“But Jonathan had not heard his father charge the people with the oath; therefore he stretched out the end of the rod that was in his hand and dipped it in a honeycomb, and put his hand to his mouth; and his countenance brightened.” 1 Samuel 14:27
By the time Saul and the six hundred men with him even knew what was going on God had already won the battle for Israel. Through the faith, obedience and courage of Jonathan and his armor bearer, and by the might of his own hand, God had defeated the Philistine army that had gathered against his people, deep in Israelite territory.
But Saul was not satisfied that his enemy should be vanquished that day and that he should not get a share in the credit. So when he gave the command for his men to join in the pursuit of the routed Philistines he added to that order the injunction, “Cursed is the man who eats any food until evening, before I have taken vengeance on my enemies.”
Saul was concerned only for his own fame and honor as indicated by the phrase, “before I have taken vengeance on my enemies.” God’s honor and the honor of his people were not the motivation. Personal pride, selfish pride, was Saul’s only motivation.
Death was the punishment for violating the order to fast until the fighting was finished. But Jonathan was not present to hear the edict and when the chance came for him to eat a little honey in the forest he, being faint with hunger, reached into the hive with his staff and ate some.
Later that day Saul learned that Jonathan had eaten and was determined to have his son executed for, in ignorance, disobeying the royal command but the people protested and prevented Saul for killing the heroic young man.
Once again Saul’s actions were driven by selfish pride. He was king. His word was law and Jonathan had violated that law. The only way Saul could excuse Jonathan was to admit the rash foolishness of his own edict and he would rather see the hero of the day, his own son, executed on the alter of his pride than admit anything that reduced his own honor.
Friends, there is nothing more dangerous to us and all the relationships we have than selfish pride. Pride will drive us to say and do things that will undermine our connection with those we care most about.
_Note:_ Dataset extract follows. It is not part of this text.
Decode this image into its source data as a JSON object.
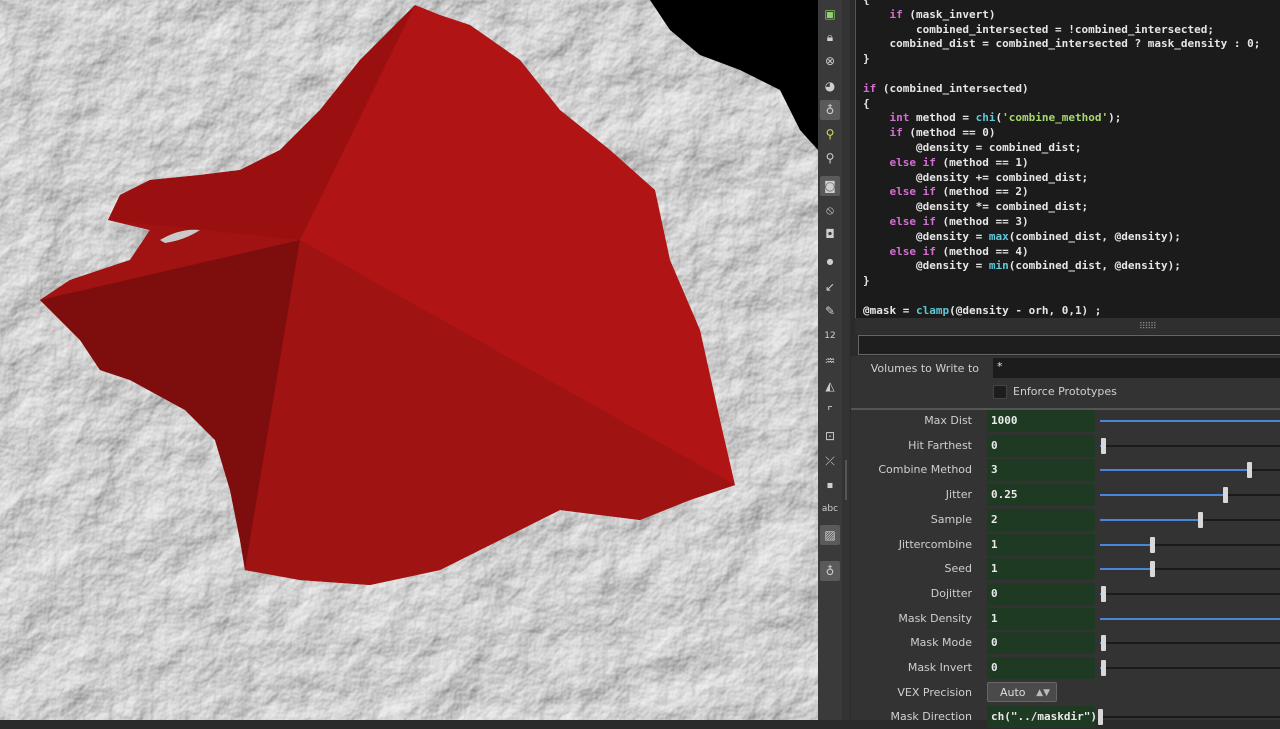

Pride will, if nurtured, cause us to be willing to sacrifice family and friends all so we can hold onto something that won’t even matter in a few hours or days.
Is it any wonder that God hates pride so much. Jesus, himself, declared that pride was the most dangerous of all sins. God also says that he’s drawn to people that are of a humble and contrite heart.
O God, give me a heart you’re drawn to. Teach me to let go of pride and hold onto the graces of humility and contrition. Prevent me from rash words spoken from pride and make me thoughtful of you and others.